La nuit tomba rapidement, reprenant des forces je m'endormis bien que stressé et tendue comme un arc, j'avais pris l'habitude de ces sensations désagréables et elles ne m'empêchaient plus de sombrer dans le sommeil, ce qui était plutôt inquiétant. Je m'habituais à cette vie. L'aube se leva tranquillement, me faisant bondir comme tous les jours précédents, j'étais réglé comme du papier à musique maintenant. Les familles se préparaient pour le départ, entassant leur maigre affaires personnelles qu'elles avaient pu sauver dans leur départ, vérifiant leur armes ridicules et obsolètes. Deux bras musclés m'attrapèrent et me plaquèrent contre un torse tout aussi vertigineusement impressionnant, où je me sentis si petite que ça en devenait limite affligeant. Cependant les gestes d'Emmett était d'une douceur exagéré, il devait avoir peur de me casser en deux. Je lui rendis son étreinte autant que je le pus.

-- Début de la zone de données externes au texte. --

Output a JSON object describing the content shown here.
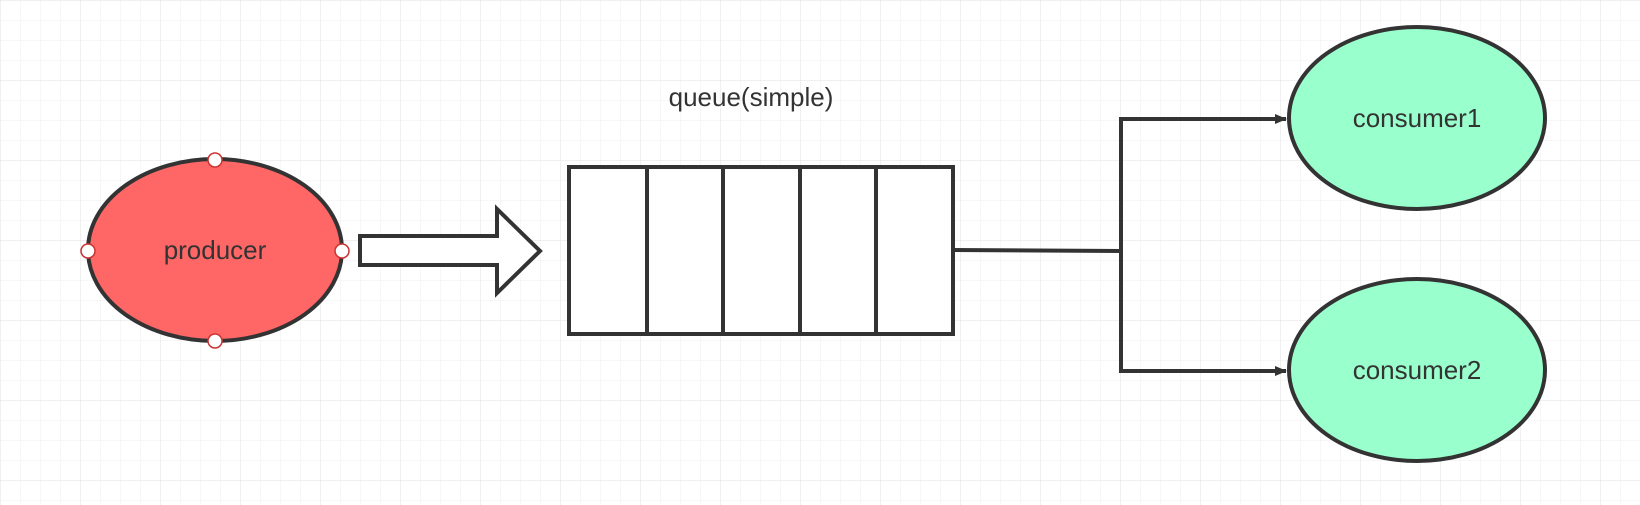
{
  "diagram": {
    "queue_label": "queue(simple)",
    "producer_label": "producer",
    "consumers": [
      "consumer1",
      "consumer2"
    ]
  },
  "colors": {
    "grid_fine": "#efefef",
    "grid_major": "#e2e2e2",
    "stroke": "#333333",
    "producer_fill": "#ff6666",
    "consumer_fill": "#99ffcc",
    "queue_fill": "#ffffff",
    "text": "#333333"
  }
}
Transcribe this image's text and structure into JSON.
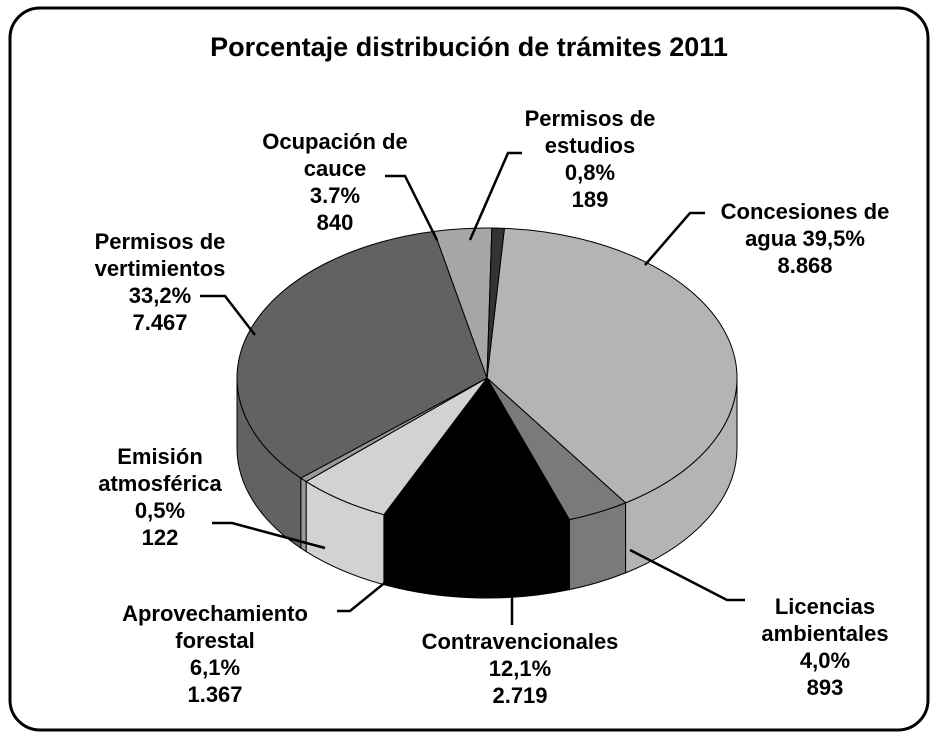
{
  "chart_data": {
    "type": "pie",
    "title": "Porcentaje distribución de trámites 2011",
    "categories": [
      "Concesiones de agua",
      "Licencias ambientales",
      "Contravencionales",
      "Aprovechamiento forestal",
      "Emisión atmosférica",
      "Permisos de vertimientos",
      "Ocupación de cauce",
      "Permisos de estudios"
    ],
    "values": [
      39.5,
      4.0,
      12.1,
      6.1,
      0.5,
      33.2,
      3.7,
      0.8
    ],
    "value_labels": [
      "39,5%",
      "4,0%",
      "12,1%",
      "6,1%",
      "0,5%",
      "33,2%",
      "3.7%",
      "0,8%"
    ],
    "counts": [
      8868,
      893,
      2719,
      1367,
      122,
      7467,
      840,
      189
    ],
    "count_labels": [
      "8.868",
      "893",
      "2.719",
      "1.367",
      "122",
      "7.467",
      "840",
      "189"
    ],
    "colors": [
      "#b4b4b4",
      "#7a7a7a",
      "#000000",
      "#d2d2d2",
      "#9a9a9a",
      "#626262",
      "#a6a6a6",
      "#333333"
    ]
  }
}
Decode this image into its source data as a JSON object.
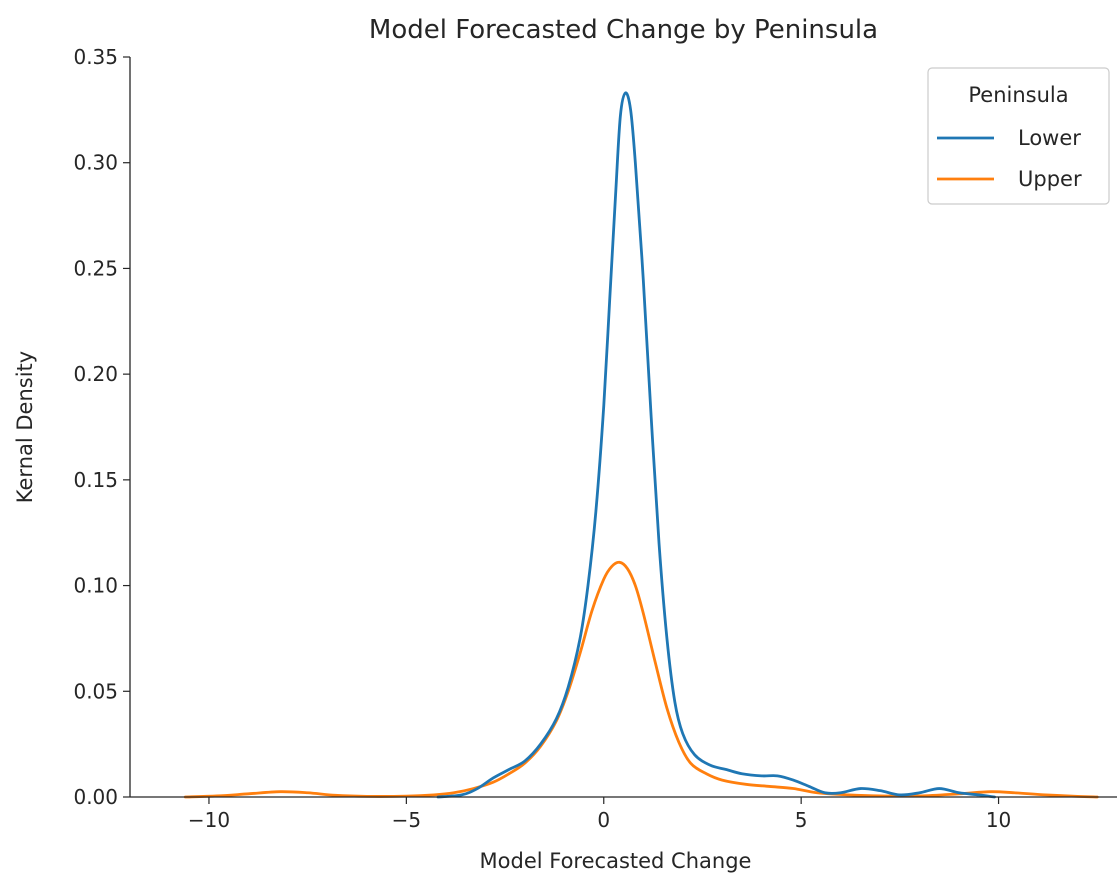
{
  "chart_data": {
    "type": "line",
    "title": "Model Forecasted Change by Peninsula",
    "xlabel": "Model Forecasted Change",
    "ylabel": "Kernal Density",
    "xlim": [
      -12,
      13
    ],
    "ylim": [
      0,
      0.35
    ],
    "xticks": [
      -10,
      -5,
      0,
      5,
      10
    ],
    "xtick_labels": [
      "−10",
      "−5",
      "0",
      "5",
      "10"
    ],
    "yticks": [
      0,
      0.05,
      0.1,
      0.15,
      0.2,
      0.25,
      0.3,
      0.35
    ],
    "ytick_labels": [
      "0.00",
      "0.05",
      "0.10",
      "0.15",
      "0.20",
      "0.25",
      "0.30",
      "0.35"
    ],
    "grid": false,
    "legend": {
      "title": "Peninsula",
      "position": "top-right"
    },
    "series": [
      {
        "name": "Lower",
        "color": "#1f77b4",
        "points": [
          [
            -4.2,
            0.0
          ],
          [
            -3.6,
            0.001
          ],
          [
            -3.2,
            0.004
          ],
          [
            -2.8,
            0.009
          ],
          [
            -2.4,
            0.013
          ],
          [
            -2.0,
            0.017
          ],
          [
            -1.6,
            0.025
          ],
          [
            -1.2,
            0.037
          ],
          [
            -0.9,
            0.052
          ],
          [
            -0.6,
            0.075
          ],
          [
            -0.4,
            0.1
          ],
          [
            -0.2,
            0.135
          ],
          [
            0.0,
            0.185
          ],
          [
            0.15,
            0.235
          ],
          [
            0.3,
            0.285
          ],
          [
            0.42,
            0.322
          ],
          [
            0.55,
            0.333
          ],
          [
            0.68,
            0.325
          ],
          [
            0.8,
            0.3
          ],
          [
            1.0,
            0.245
          ],
          [
            1.2,
            0.18
          ],
          [
            1.4,
            0.12
          ],
          [
            1.6,
            0.075
          ],
          [
            1.8,
            0.045
          ],
          [
            2.0,
            0.03
          ],
          [
            2.3,
            0.02
          ],
          [
            2.7,
            0.015
          ],
          [
            3.1,
            0.013
          ],
          [
            3.5,
            0.011
          ],
          [
            4.0,
            0.01
          ],
          [
            4.4,
            0.01
          ],
          [
            4.8,
            0.008
          ],
          [
            5.2,
            0.005
          ],
          [
            5.6,
            0.002
          ],
          [
            6.0,
            0.002
          ],
          [
            6.5,
            0.004
          ],
          [
            7.0,
            0.003
          ],
          [
            7.5,
            0.001
          ],
          [
            8.0,
            0.002
          ],
          [
            8.5,
            0.004
          ],
          [
            9.0,
            0.002
          ],
          [
            9.5,
            0.001
          ],
          [
            9.9,
            0.0
          ]
        ]
      },
      {
        "name": "Upper",
        "color": "#ff7f0e",
        "points": [
          [
            -10.6,
            0.0
          ],
          [
            -9.8,
            0.0005
          ],
          [
            -9.0,
            0.0015
          ],
          [
            -8.2,
            0.0025
          ],
          [
            -7.5,
            0.002
          ],
          [
            -6.8,
            0.0008
          ],
          [
            -6.0,
            0.0003
          ],
          [
            -5.0,
            0.0004
          ],
          [
            -4.3,
            0.001
          ],
          [
            -3.8,
            0.002
          ],
          [
            -3.3,
            0.004
          ],
          [
            -2.8,
            0.007
          ],
          [
            -2.4,
            0.011
          ],
          [
            -2.0,
            0.016
          ],
          [
            -1.6,
            0.024
          ],
          [
            -1.2,
            0.036
          ],
          [
            -0.9,
            0.05
          ],
          [
            -0.6,
            0.068
          ],
          [
            -0.3,
            0.088
          ],
          [
            0.0,
            0.103
          ],
          [
            0.2,
            0.109
          ],
          [
            0.4,
            0.111
          ],
          [
            0.6,
            0.108
          ],
          [
            0.8,
            0.1
          ],
          [
            1.0,
            0.087
          ],
          [
            1.3,
            0.064
          ],
          [
            1.6,
            0.042
          ],
          [
            1.9,
            0.026
          ],
          [
            2.2,
            0.016
          ],
          [
            2.6,
            0.011
          ],
          [
            3.0,
            0.008
          ],
          [
            3.6,
            0.006
          ],
          [
            4.2,
            0.005
          ],
          [
            4.8,
            0.004
          ],
          [
            5.4,
            0.002
          ],
          [
            6.2,
            0.001
          ],
          [
            7.0,
            0.0005
          ],
          [
            8.0,
            0.0005
          ],
          [
            9.0,
            0.0015
          ],
          [
            9.8,
            0.0025
          ],
          [
            10.4,
            0.002
          ],
          [
            11.2,
            0.001
          ],
          [
            12.0,
            0.0003
          ],
          [
            12.5,
            0.0
          ]
        ]
      }
    ]
  }
}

- Bella je te demande de faire attention à toi. Tu as intérêt à être là dans trois mois, c'est clair ?

- Emmett, je serais là ! Et toi aussi ! On va y arriver, je te le promet. Es foi en moi comme j'ai foi en toi. Il nous appartiens de reprendre nos droits et de regagner notre liberté, saisissons cette chance unique qu'y s'offre à nous. Mieux vaut mourir pour des causes si nobles que de vivre en lâche caché dans son trou attendant que quelqu'un se décide à bouger. Nous sommes cette vague libératrice, cet espoir qu'attendaient les innocents comme nous, qui se pensent délaissés de tous. Nous allons battre le fer tant qu'il est chaud et constitué une armée digne de ce nom.

- Tu dis vrai mon amie, ma soeur. A dans trois mois alors.

- Ramènes moi en moi des milliers. A dans trois moi ici même. Bon chance Emmett, il va nous en falloir. Et surtout ne laisses jamais la flamme dans ton coeur s'éteindre. Si tu laisses l'obscurité te submerger, elle te broiera.